Galatia 5: 22-25
“Tetapi buah Roh ialah: . . . penguasaan diri. Tidak ada hukum yang menentang hal-hal itu.”
Hari ini kita akan memikirkan tentang penguasaan diri yang dikaitkan dengan cara mengelola kemarahan kita. Dalam bahasa aslinya, penguasaan diri berarti suatu tindakan yang dilakukan seseorang untuk menguasai keinginan atau ambisi pribadi. Hal ini tidak berarti kita tidak boleh memiliki keinginan atau ambisi. Akan sangat berbahaya sekali bila kita hidup tanpa memiliki keinginan sekecil apapun. Mungkin itu pertanda bahwa kita terserang depresi. Nah penguasaan diri yang dimaksud Paulus itu berbeda. Boleh saja kita memiliki keinginan atau ambisi, tapi kita perlu keterampilan untuk menguasainya. Boleh saja kita memiliki dan bahkan mewujudkan keinginan, tapi kita perlu mengelolanya. Kira-kira itulah pengertian dari penguasaan diri dalam ayat yang kita baca.

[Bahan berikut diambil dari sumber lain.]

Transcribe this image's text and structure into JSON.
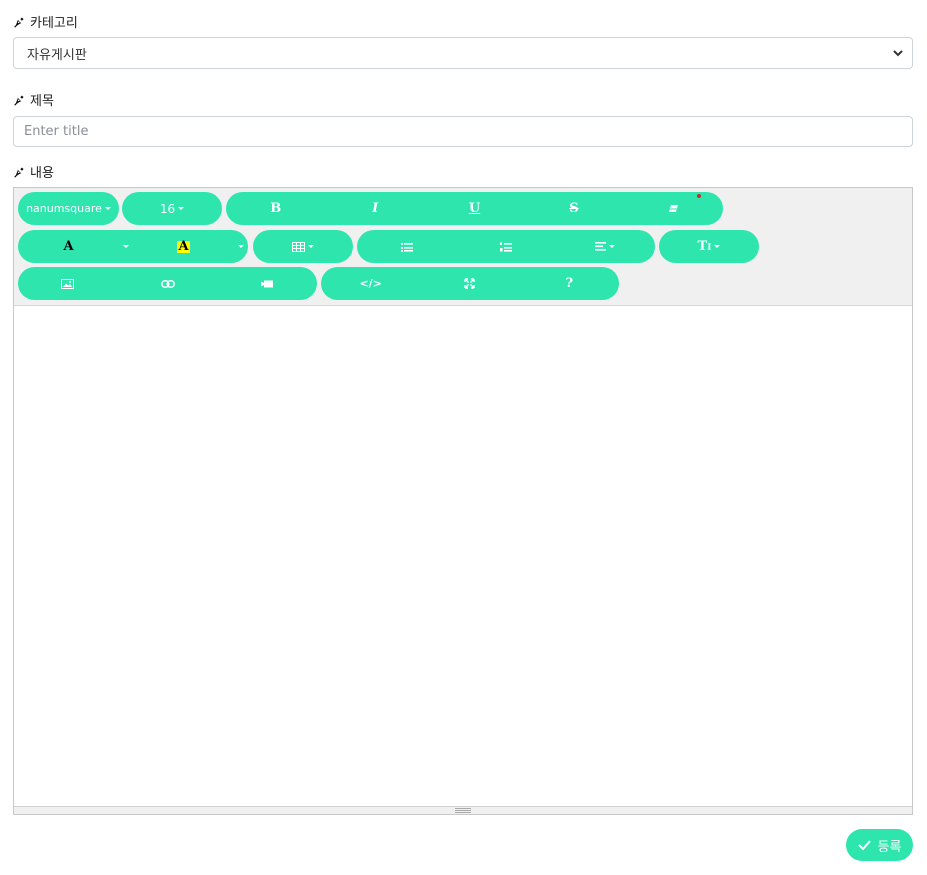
{
  "category": {
    "label": "카테고리",
    "selected": "자유게시판"
  },
  "title": {
    "label": "제목",
    "placeholder": "Enter  title"
  },
  "content": {
    "label": "내용"
  },
  "toolbar": {
    "font_name": "nanumsquare",
    "font_size": "16",
    "bold": "B",
    "italic": "I",
    "underline": "U",
    "strikethrough": "S",
    "fore_color": "A",
    "back_color": "A",
    "style": "T",
    "style_sub": "I",
    "code": "</>",
    "help": "?"
  },
  "submit": {
    "label": "등록"
  },
  "colors": {
    "accent": "#2ee5ae",
    "back_color_highlight": "#ffff00"
  }
}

Nah sekarang, bagaimana dengan keinginan untuk marah? Apakah saya boleh marah dengan seseorang? Dalam pandangan Alkitab, kemarahan bukanlah satu hal yang tabu. Alkitab mengizinkan kita untuk marah. Yesus pun juga pernah marah, bahkan marah dengan sangat hebat. Jadi, kemarahan adalah satu tindakan yang manusiawi dan diperbolehkan.
Yang tidak diperbolehkan adalah kemarahan yang tak dapat kita kuasai lagi. Seakan-akan ia bagaikan ledakan api yang besar dan sudah tak dapat kita tangani. Ledakan yang sangat kuat dan berdampak luas. Ia sudah lagi bukan seperti api yang membakar kayu bakar, melainkan ia sudah membakar seluruh areal hutan. Kemarahan seperti demikianlah yang perlu dikuasai.
Sebelum kita membahas cara mengelola kemarahan, mari kita melihat bahaya kemarahan yang tak terkuasai pada diri kita: (1) Dalam 10 penelitian, orang yang tak dapat menguasai kemarahan memiliki risiko tingkat kematian 40 persen lebih tinggi daripada orang yang mampu menguasai kemarahan. (2) Harvard Medical School yang melakukan riset pada 1623 orang menunjukkan bahwa kemarahan tak terkendali dapat menggandakan risiko serangan jantung. (3) American Heart Association yang melakukan riset pada 13.000 orang dewasa menunjukkan bahwa orang yang pemarah dapat meningkatkan risiko serangan jantung hingga 3 x lebih tinggi daripada orang lain. (4) Kemarahan yang tak terkuasai seringkali membawa seseorang pada penyiksaan anak, pembunuhan, agresi, dan depresi.
Sekarang pertanyaannya, bagaimana kita mengelola kemarahan? Bagaimana caranya agar di satu sisi kita bisa marah tapi di sisi yang lain kita tidak terjerumus pada kemarahan yang meledak? Bagaimana pengelolaannya? Sebenarnya ada banyak cara, tapi saya hanya kemukakan tiga cara yang dapat kita lakukan tanpa bantuan orang lain.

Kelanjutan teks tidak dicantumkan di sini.